Il metodo (e non solo)

Carla Galetto – Pinerolo

Siamo consapevoli di proporre un metodo a cui siamo poco abituate, ma siamo state colpite positivamente da come abbiamo vissuto l’incontro di Paestum dell’ottobre scorso (Primum vivere: la rivoluzione necessaria. La sfida del femminismo nel cuore della politica), dove il metodo è sicuramente stato l’elemento più caratterizzante: non un convegno, niente relazioni né iniziali né finali, non schemi gerarchici o preiscrizioni. E’ stato proposto e praticato un “pensare in presenza”, in cui ciò che ci accomunava era proprio questa pratica dell’ascolto e dello scambio in presenza, per lavorare ad una autonomia di pensiero che sola può produrre azioni efficaci: donne che ricevono la loro forza da sé e dalle altre donne.

Abbiamo condiviso che la pratica femminista funziona così: “mette in scena più che stilare programmi, mostra il cambiamento più che dichiarare intenzioni, modifica la soggettività più che enumerare obiettivi (Ida Dominijanni).

Anche per il nostro convegno di maggio proponiamo questo metodo: ognuna delle presenti potrà intervenire, con un microfono e 5 minuti a disposizione. Il tempo limitato permetterà di dare spazio alla parola di tutte.

Nel pomeriggio ci divideremo in gruppi per poter proseguire, in numero più limitato, ma con le medesime modalità e, quindi, con più tempo a disposizione di ciascuna, lo scambio sui contenuti emersi nell’assemblea del mattino.

Il giorno dopo proseguiremo in assemblea.

Il nostro desiderio è che, insieme, partendo ognuna da sé, si mostri il cambiamento avvenuto in questo percorso in relazione tra noi, per alcune da più di trent’anni, ma anche cambiamento che può avvenire in presenza, nel qui e ora.

Quanta importanza diamo alla pratica, all’esperienza e al pensiero che nasce proprio da questa pratica?

La ricerca di autonomia dalla visione del mondo che ci portiamo dentro – incorporata – è ancora un elemento essenziale della pratica del femminismo: dentro di noi abbiamo sedimentati schemi cognitivi, modi di vedere il mondo, che hanno secoli alle spalle. Dobbiamo lavorare per l’autonomia di pensiero, perché è questa che può produrre azioni efficaci.
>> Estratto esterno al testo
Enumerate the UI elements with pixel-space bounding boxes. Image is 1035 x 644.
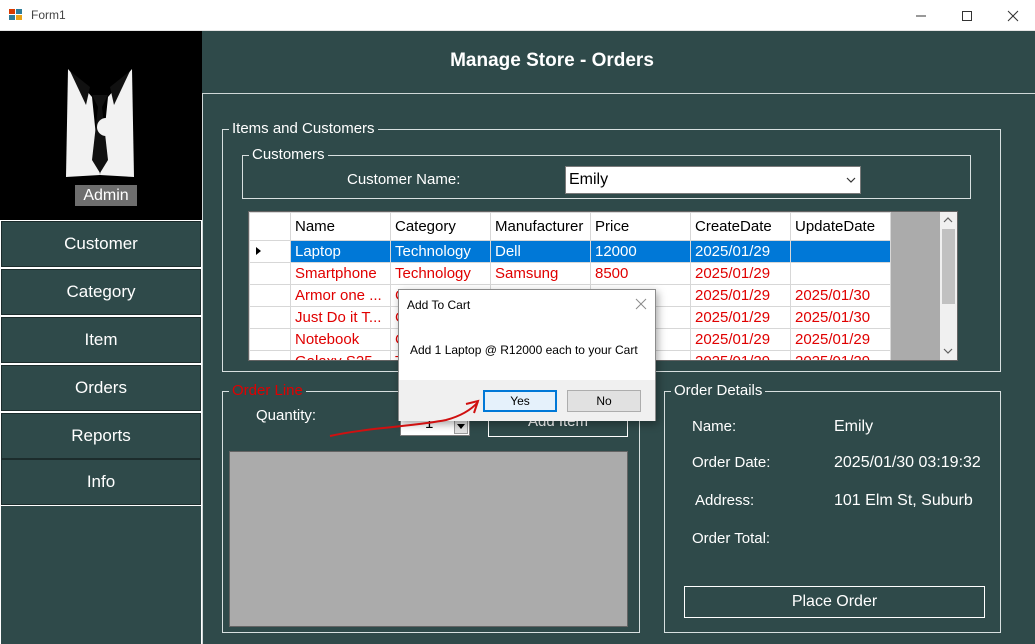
close-icon (1007, 10, 1019, 21)
cell-name[interactable]: Just Do it T... (290, 306, 391, 329)
column-header-updatedate[interactable]: UpdateDate (790, 212, 891, 241)
sidebar-item-item[interactable]: Item (1, 317, 201, 363)
close-icon[interactable] (633, 296, 649, 312)
order-date-value: 2025/01/30 03:19:32 (834, 454, 981, 471)
cell-category[interactable]: Technology (390, 240, 491, 263)
cell-updatedate[interactable] (790, 262, 891, 285)
order-name-value: Emily (834, 418, 874, 435)
cell-createdate[interactable]: 2025/01/29 (690, 306, 791, 329)
row-header[interactable] (249, 350, 291, 360)
current-row-icon (256, 247, 261, 255)
divider (202, 93, 203, 644)
minimize-button[interactable] (898, 0, 944, 31)
column-header-category[interactable]: Category (390, 212, 491, 241)
row-header[interactable] (249, 284, 291, 307)
cell-updatedate[interactable]: 2025/01/30 (790, 306, 891, 329)
column-header-price[interactable]: Price (590, 212, 691, 241)
scroll-down-icon[interactable] (943, 347, 953, 355)
table-header-row: Name Category Manufacturer Price CreateD… (249, 212, 891, 241)
chevron-down-icon (846, 177, 856, 183)
row-header[interactable] (249, 240, 291, 263)
row-header[interactable] (249, 262, 291, 285)
order-line-legend: Order Line (229, 382, 306, 399)
maximize-button[interactable] (944, 0, 990, 31)
sidebar-item-category[interactable]: Category (1, 269, 201, 315)
cell-name[interactable]: Smartphone (290, 262, 391, 285)
sidebar-item-info[interactable]: Info (1, 459, 201, 505)
row-header[interactable] (249, 328, 291, 351)
order-total-label: Order Total: (692, 530, 771, 547)
row-header-corner (249, 212, 291, 241)
cell-createdate[interactable]: 2025/01/29 (690, 328, 791, 351)
cell-name[interactable]: Armor one ... (290, 284, 391, 307)
sidebar-filler (1, 506, 201, 644)
cart-list[interactable] (229, 451, 628, 627)
maximize-icon (962, 10, 972, 21)
admin-label: Admin (75, 185, 137, 206)
cell-updatedate[interactable]: 2025/01/30 (790, 284, 891, 307)
title-bar (0, 0, 1035, 31)
cell-updatedate[interactable] (790, 240, 891, 263)
place-order-button[interactable]: Place Order (684, 586, 985, 618)
quantity-label: Quantity: (256, 407, 317, 424)
close-button[interactable] (990, 0, 1035, 31)
cell-createdate[interactable]: 2025/01/29 (690, 284, 791, 307)
address-value: 101 Elm St, Suburb (834, 492, 973, 509)
no-button[interactable]: No (567, 390, 641, 412)
scroll-up-icon[interactable] (943, 216, 953, 224)
customers-legend: Customers (249, 146, 328, 163)
customer-name-value: Emily (569, 171, 609, 188)
scrollbar-thumb[interactable] (942, 229, 955, 304)
yes-button[interactable]: Yes (483, 390, 557, 412)
cell-updatedate[interactable]: 2025/01/29 (790, 350, 891, 360)
cell-name[interactable]: Laptop (290, 240, 391, 263)
sidebar-item-customer[interactable]: Customer (1, 221, 201, 267)
table-row[interactable]: Smartphone Technology Samsung 8500 2025/… (249, 262, 891, 285)
grid-vertical-scrollbar[interactable] (940, 212, 957, 360)
order-date-label: Order Date: (692, 454, 771, 471)
cell-createdate[interactable]: 2025/01/29 (690, 240, 791, 263)
page-title: Manage Store - Orders (450, 50, 654, 71)
order-name-label: Name: (692, 418, 737, 435)
sidebar-item-reports[interactable]: Reports (1, 413, 201, 459)
cell-name[interactable]: Galaxy S25 (290, 350, 391, 360)
column-header-name[interactable]: Name (290, 212, 391, 241)
admin-avatar-icon (66, 69, 134, 177)
dialog-title: Add To Cart (407, 298, 471, 312)
minimize-icon (916, 15, 926, 16)
window-title: Form1 (31, 8, 66, 22)
row-header[interactable] (249, 306, 291, 329)
annotation-arrow-icon (329, 399, 480, 437)
app-icon (9, 9, 23, 21)
order-details-legend: Order Details (671, 382, 766, 399)
address-label: Address: (695, 492, 755, 509)
cell-category[interactable]: Technology (390, 262, 491, 285)
customer-name-select[interactable]: Emily (565, 166, 861, 194)
cell-price[interactable]: 8500 (590, 262, 691, 285)
cell-updatedate[interactable]: 2025/01/29 (790, 328, 891, 351)
cell-name[interactable]: Notebook (290, 328, 391, 351)
column-header-manufacturer[interactable]: Manufacturer (490, 212, 591, 241)
cell-manufacturer[interactable]: Dell (490, 240, 591, 263)
column-header-createdate[interactable]: CreateDate (690, 212, 791, 241)
table-row[interactable]: Laptop Technology Dell 12000 2025/01/29 (249, 240, 891, 263)
dialog-message: Add 1 Laptop @ R12000 each to your Cart (410, 343, 638, 357)
divider (202, 93, 1035, 94)
cell-price[interactable]: 12000 (590, 240, 691, 263)
sidebar-item-orders[interactable]: Orders (1, 365, 201, 411)
cell-manufacturer[interactable]: Samsung (490, 262, 591, 285)
cell-createdate[interactable]: 2025/01/29 (690, 262, 791, 285)
customer-name-label: Customer Name: (347, 171, 461, 188)
items-customers-legend: Items and Customers (229, 120, 378, 137)
cell-createdate[interactable]: 2025/01/29 (690, 350, 791, 360)
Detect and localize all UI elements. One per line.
Siamo consapevoli che è di fondamentale importanza la pratica di relazione tra noi (politica) che ci aiuta a uscire da questi schemi maschili di agire e di elaborare pensiero, schemi a cui spesso rischiamo di essere subalterne?

La “misura” delle nostre pratiche è data dalla relazione tra di noi, oppure cerchiamo ancora riconoscimento, a ciò che facciamo, da parte degli uomini?

L’esperienza che abbiamo vissuto tra di noi ha prodotto un patrimonio significativo che dobbiamo rivisitare. Ce lo siamo dette molte volte: mettiamo al centro la persona nella sua interezza, soggetto (donna) restituito al suo essere corpo, cerchiamo la nostra forza e la nostra libertà riconoscendoci autorità a vicenda, prendendoci per mano, condividendo pratiche e pensieri forti…

In questa relazione orizzontale, fuori dalla gerarchia del potere e della sopraffazione, possiamo cercare di dar vita a nuovi ordini simbolici, possiamo elaborare proposte nuove che possano essere rivolte a tutti e tutte.

A volte ci ritraiamo (a me capita spesso) perchè non ci sentiamo adeguate o sufficientemente preparate, ma, anche se è faticoso, penso sia urgente fare la fatica di esporci e di tentare una parola pubblica portando la nostra differenza, il nostro pensiero, la nostra elaborazione, costruiti in relazione con le altre donne con cui stiamo facendo un cammino condiviso.

A Paestum abbiamo condiviso le parole di Lea Melandri: “Il Vivere quindi è inteso non solo nel senso di ‘vita’, ma ‘buona vita’, buon lavoro, creatività, possibilità di dare espressione a tutte le manifestazioni di vita dell’umano, di uomini e di donne. Quindi in sostanza è una critica radicale al modello di civiltà che ha avuto sì dei cambiamenti nel corso del tempo, per quanto riguarda alcuni aspetti dell’economia e della politica, ma che è rimasto pur sempre un modello dato e costruito solo dalla comunità storica degli uomini” (Lea Melandri).

Parecchi anni fa, in un incontro promosso dal gruppo donne di Pinerolo, abbiamo condiviso questo slogan: “Insieme, tessendo reti, si può”. Era una nuova consapevolezza che ci faceva sentire forti, vive, determinate, coraggiose… Questo è il desiderio che ci spinge a proporre un modo nuovo di incontrarci, di conoscerci e di darci forza vicendevolmente.